Did you notice the bug in the code above? serialized_data = V1Serializer(**data) will always execute and overwrite serialized_data, completely ignoring the feature flag's effect.

If our tests only mock Model.objects.filter() and ConfigLoader, they might miss this bug entirely if they don't explicitly assert the structure of the returned serialized_data.

Here is a typical anti-pattern test:

# Anti-pattern test: Mocks heavily but doesn't check the output structure
def test_structured_response_anti_pattern():
    from unittest.mock import patch

    with patch.object(ConfigLoader, "get_config") as mock_config,           
        patch.object(Model.objects, "get") as mock_get:
  
            mock_get.return_value = {"id": 1, "name": "Test"}
    
            # Setup mock to simulate V2 flag being true
            mock_config.return_value = True
    
            response = structured_response()
    
            # We assert dependencies are called, but we don't verify the structure!
            mock_get.assert_called_once()
            mock_config.assert_called_once_with("V2_FEATURE_FLAG")
            assert response is not None


.                                                                        [100%]
=================================== Overview ===================================
Passed Tests:
✓ notebook.py::test_structured_response_anti_pattern

Summary:
Total: 1, Passed: 1, Failed: 0, Errors: 0, Skipped: 0

How to Fix it: Explicitly test the response schemas or structures. Validate the dictionary keys or use tools like Pydantic or Marshmallow schema validation in tests.

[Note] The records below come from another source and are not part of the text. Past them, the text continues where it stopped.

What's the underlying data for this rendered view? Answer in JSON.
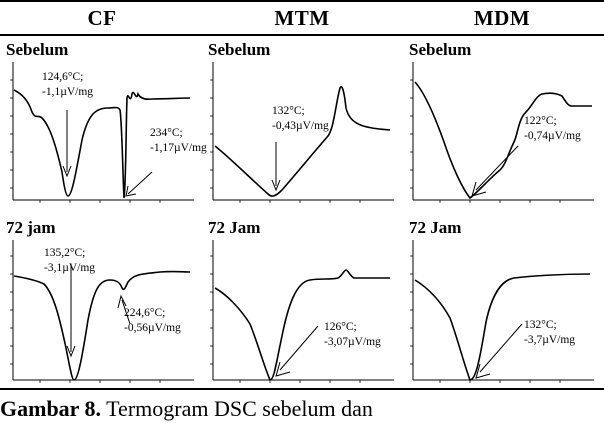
{
  "columns": [
    "CF",
    "MTM",
    "MDM"
  ],
  "rows": [
    "Sebelum",
    "72 jam"
  ],
  "panels": {
    "cf_before": {
      "label": "Sebelum",
      "annotations": [
        {
          "text": "124,6°C;\n-1,1µV/mg"
        },
        {
          "text": "234°C;\n-1,17µV/mg"
        }
      ]
    },
    "mtm_before": {
      "label": "Sebelum",
      "annotations": [
        {
          "text": "132°C;\n-0,43µV/mg"
        }
      ]
    },
    "mdm_before": {
      "label": "Sebelum",
      "annotations": [
        {
          "text": "122°C;\n-0,74µV/mg"
        }
      ]
    },
    "cf_after": {
      "label": "72 jam",
      "annotations": [
        {
          "text": "135,2°C;\n-3,1µV/mg"
        },
        {
          "text": "224,6°C;\n-0,56µV/mg"
        }
      ]
    },
    "mtm_after": {
      "label": "72 Jam",
      "annotations": [
        {
          "text": "126°C;\n-3,07µV/mg"
        }
      ]
    },
    "mdm_after": {
      "label": "72 Jam",
      "annotations": [
        {
          "text": "132°C;\n-3,7µV/mg"
        }
      ]
    }
  },
  "caption": {
    "label": "Gambar 8.",
    "text": "Termogram DSC sebelum dan"
  }
}
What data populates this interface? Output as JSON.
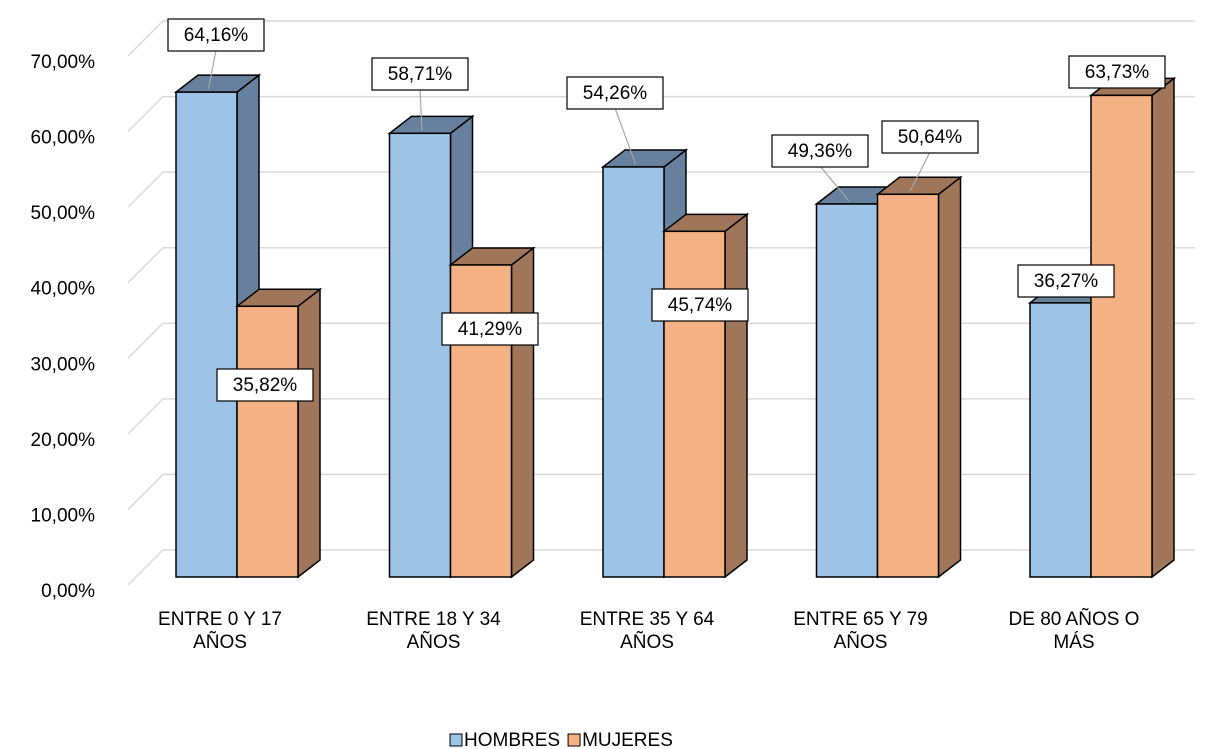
{
  "chart_data": {
    "type": "bar3d",
    "categories": [
      [
        "ENTRE 0 Y 17",
        "AÑOS"
      ],
      [
        "ENTRE 18 Y 34",
        "AÑOS"
      ],
      [
        "ENTRE 35 Y 64",
        "AÑOS"
      ],
      [
        "ENTRE 65 Y 79",
        "AÑOS"
      ],
      [
        "DE 80 AÑOS O",
        "MÁS"
      ]
    ],
    "series": [
      {
        "name": "HOMBRES",
        "color": "#9dc3e6",
        "side_color": "#66809e",
        "values": [
          64.16,
          58.71,
          54.26,
          49.36,
          36.27
        ],
        "value_labels": [
          "64,16%",
          "58,71%",
          "54,26%",
          "49,36%",
          "36,27%"
        ]
      },
      {
        "name": "MUJERES",
        "color": "#f4b183",
        "side_color": "#a0765a",
        "values": [
          35.82,
          41.29,
          45.74,
          50.64,
          63.73
        ],
        "value_labels": [
          "35,82%",
          "41,29%",
          "45,74%",
          "50,64%",
          "63,73%"
        ]
      }
    ],
    "ylim": [
      0,
      70
    ],
    "yticks": [
      {
        "value": 0,
        "label": "0,00%"
      },
      {
        "value": 10,
        "label": "10,00%"
      },
      {
        "value": 20,
        "label": "20,00%"
      },
      {
        "value": 30,
        "label": "30,00%"
      },
      {
        "value": 40,
        "label": "40,00%"
      },
      {
        "value": 50,
        "label": "50,00%"
      },
      {
        "value": 60,
        "label": "60,00%"
      },
      {
        "value": 70,
        "label": "70,00%"
      }
    ],
    "grid": true,
    "legend": "bottom"
  }
}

# Proper tests emphasizing response structures

def test_structured_response_v1():
    from unittest.mock import patch

    # Setup mock context...
    with patch.object(ConfigLoader, "get_config") as mock_config,          
        patch.object(Model.objects, "get") as mock_get:

            mock_get.return_value = {"id": 1, "name": "Test"}
    
            # Simulate flag OFF
            mock_config.return_value = False
    
            response = structured_response()
    
            # In a real app, you'd assert against the schema output
            assert isinstance(response, V1Serializer)

def test_structured_response_v2():
    from unittest.mock import patch

    with patch.object(ConfigLoader, "get_config") as mock_config,
        patch.object(Model.objects, "get") as mock_get:

            mock_get.return_value = {"id": 1, "name": "Test"}
    
            # Simulate flag ON
            mock_config.return_value = True
    
            response = structured_response()
    
            # This test will rightfully FAIL with our buggy code!
            # Because the code overwrites with V1Serializer
            assert isinstance(response, V2Serializer), "Response should be V2 format!"

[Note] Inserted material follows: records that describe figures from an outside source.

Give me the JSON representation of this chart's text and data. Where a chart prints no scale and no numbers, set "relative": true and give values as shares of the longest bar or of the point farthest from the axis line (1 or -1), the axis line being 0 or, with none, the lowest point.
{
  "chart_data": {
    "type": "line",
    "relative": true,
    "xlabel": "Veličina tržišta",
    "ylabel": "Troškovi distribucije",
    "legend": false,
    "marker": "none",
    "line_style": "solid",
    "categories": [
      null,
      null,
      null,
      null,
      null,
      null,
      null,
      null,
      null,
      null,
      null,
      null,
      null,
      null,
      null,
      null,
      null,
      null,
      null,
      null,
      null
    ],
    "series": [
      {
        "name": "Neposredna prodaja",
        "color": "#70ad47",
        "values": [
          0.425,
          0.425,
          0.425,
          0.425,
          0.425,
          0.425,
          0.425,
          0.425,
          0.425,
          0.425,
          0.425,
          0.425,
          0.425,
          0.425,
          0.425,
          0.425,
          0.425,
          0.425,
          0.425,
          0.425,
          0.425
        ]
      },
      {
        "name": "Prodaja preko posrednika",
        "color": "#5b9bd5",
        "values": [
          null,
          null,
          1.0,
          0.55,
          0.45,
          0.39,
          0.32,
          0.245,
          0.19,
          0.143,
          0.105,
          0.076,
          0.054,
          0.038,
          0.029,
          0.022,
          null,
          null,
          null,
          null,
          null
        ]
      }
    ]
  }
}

.F                                                                       [100%]
=================================== FAILURES ===================================
_________________________ test_structured_response_v2 __________________________

    def test_structured_response_v2():
        from unittest.mock import patch

        with patch.object(ConfigLoader, "get_config") as mock_config,       
            patch.object(Model.objects, "get") as mock_get:

                mock_get.return_value = {"id": 1, "name": "Test"}
    
                # Simulate flag ON
                mock_config.return_value = True
    
                response = structured_response()
    
                # This test will rightfully FAIL with our buggy code!
                # Because the code overwrites with V1Serializer
>           assert isinstance(response, V2Serializer), "Response should be V2 format!"
E           AssertionError: Response should be V2 format!
E           assert False
E            +  where False = isinstance(<__main__.V1Serializer object at 0x2f241c0>, V2Serializer)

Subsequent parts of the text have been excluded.